Green synthesis of microspherical-confined nano-Pd/In2O3 integrated with H-ZSM-5 as bifunctional catalyst for CO2 hydrogenation into dimethyl ether: A carbonized alginate templating strategy

The present study developed bifunctional catalyst for CO2 hydrogenation into dimethyl ether (DME), whereby it consists of Pd/In2O3 for CO2 hydrogenation into methanol, and H-ZSM-5 for methanol dehydration into DME. The catalyst development was focused on the synthesis of Pd/In2O3 via a green and low-cost synthesis method of carbonized alginate templating. Thus, microspherical-confined nano-Pd/In2O3 was formed, whereby the localized nucleation growth was coordinated by the chemically entrapped In3+ via ionic bond in the well-distributed alginate structure.

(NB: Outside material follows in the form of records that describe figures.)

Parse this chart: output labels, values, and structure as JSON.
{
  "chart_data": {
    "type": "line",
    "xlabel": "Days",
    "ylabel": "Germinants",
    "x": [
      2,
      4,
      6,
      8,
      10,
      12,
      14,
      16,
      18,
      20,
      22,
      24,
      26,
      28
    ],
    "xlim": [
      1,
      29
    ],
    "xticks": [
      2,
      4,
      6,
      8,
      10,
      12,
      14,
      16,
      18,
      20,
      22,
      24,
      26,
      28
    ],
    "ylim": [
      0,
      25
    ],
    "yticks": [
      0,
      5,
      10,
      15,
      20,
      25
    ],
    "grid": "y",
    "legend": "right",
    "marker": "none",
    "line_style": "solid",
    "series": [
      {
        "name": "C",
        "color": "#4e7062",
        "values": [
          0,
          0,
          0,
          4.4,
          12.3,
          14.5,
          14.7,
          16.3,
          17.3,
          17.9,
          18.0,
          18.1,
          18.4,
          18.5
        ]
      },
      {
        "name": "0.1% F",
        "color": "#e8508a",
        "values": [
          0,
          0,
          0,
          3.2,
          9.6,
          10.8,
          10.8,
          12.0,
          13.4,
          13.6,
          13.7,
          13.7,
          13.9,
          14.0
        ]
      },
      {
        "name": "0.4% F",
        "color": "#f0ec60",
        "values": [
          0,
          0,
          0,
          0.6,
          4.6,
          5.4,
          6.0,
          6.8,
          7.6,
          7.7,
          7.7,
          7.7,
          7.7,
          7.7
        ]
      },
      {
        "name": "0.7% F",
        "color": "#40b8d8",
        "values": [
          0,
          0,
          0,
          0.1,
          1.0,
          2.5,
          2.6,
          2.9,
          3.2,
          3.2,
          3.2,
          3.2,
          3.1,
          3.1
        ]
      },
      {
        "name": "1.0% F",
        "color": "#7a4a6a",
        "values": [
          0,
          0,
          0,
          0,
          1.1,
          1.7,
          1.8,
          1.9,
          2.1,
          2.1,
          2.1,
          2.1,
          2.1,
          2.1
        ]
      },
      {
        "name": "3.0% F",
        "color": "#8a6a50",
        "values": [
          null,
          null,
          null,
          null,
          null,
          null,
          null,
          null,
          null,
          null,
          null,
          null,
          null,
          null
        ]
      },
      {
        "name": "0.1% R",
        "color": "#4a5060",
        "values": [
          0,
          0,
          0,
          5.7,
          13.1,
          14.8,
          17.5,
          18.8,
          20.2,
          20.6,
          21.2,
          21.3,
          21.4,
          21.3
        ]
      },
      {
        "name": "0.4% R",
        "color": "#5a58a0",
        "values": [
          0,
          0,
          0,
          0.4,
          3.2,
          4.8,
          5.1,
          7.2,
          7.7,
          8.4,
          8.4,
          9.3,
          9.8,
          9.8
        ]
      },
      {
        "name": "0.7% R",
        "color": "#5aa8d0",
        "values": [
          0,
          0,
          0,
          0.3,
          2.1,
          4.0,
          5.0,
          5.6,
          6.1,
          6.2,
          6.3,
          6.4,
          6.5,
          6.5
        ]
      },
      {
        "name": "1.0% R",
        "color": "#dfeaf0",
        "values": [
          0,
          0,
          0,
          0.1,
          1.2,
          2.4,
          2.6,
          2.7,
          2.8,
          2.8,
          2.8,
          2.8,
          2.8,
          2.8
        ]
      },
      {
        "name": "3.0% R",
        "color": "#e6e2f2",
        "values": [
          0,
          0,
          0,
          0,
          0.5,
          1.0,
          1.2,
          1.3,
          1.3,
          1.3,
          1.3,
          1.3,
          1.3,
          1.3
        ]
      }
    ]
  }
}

It was found that hydrothermal temperature plays a key role in the development of this catalyst structure. The optimum hydrothermal temperature is 160 degrees C, as it is able to produce the highest amount of methanol. This catalyst was further integrated with H-ZSM-5 via different integration manners. It was found that mortar mixed method produces the highest amount of DME, as the close proximity causes stronger ion-exchange mechanism between the catalyst components, which facilitates higher oxygen vacancy density in the bifunctional catalyst. Under the optimum Pd/In2O3: H-ZSM-5 (PdIn-160-12: H-ZSM-5) mass ratio of 4:1, the highest STYDME of 79.7 g(DME) kg(cat)(-1) h(-1) with CO2 conversion of 9% and DME selectivity of 44.1% can be achieved. In addition, the STYDME can be maintained even in 60 h on stream, demonstrating the excellent stability and performance of microspherical-confined nano-Pd/In2O3/H-ZSM-5 bifunctional catalyst synthesized via carbonized alginate templating strategy.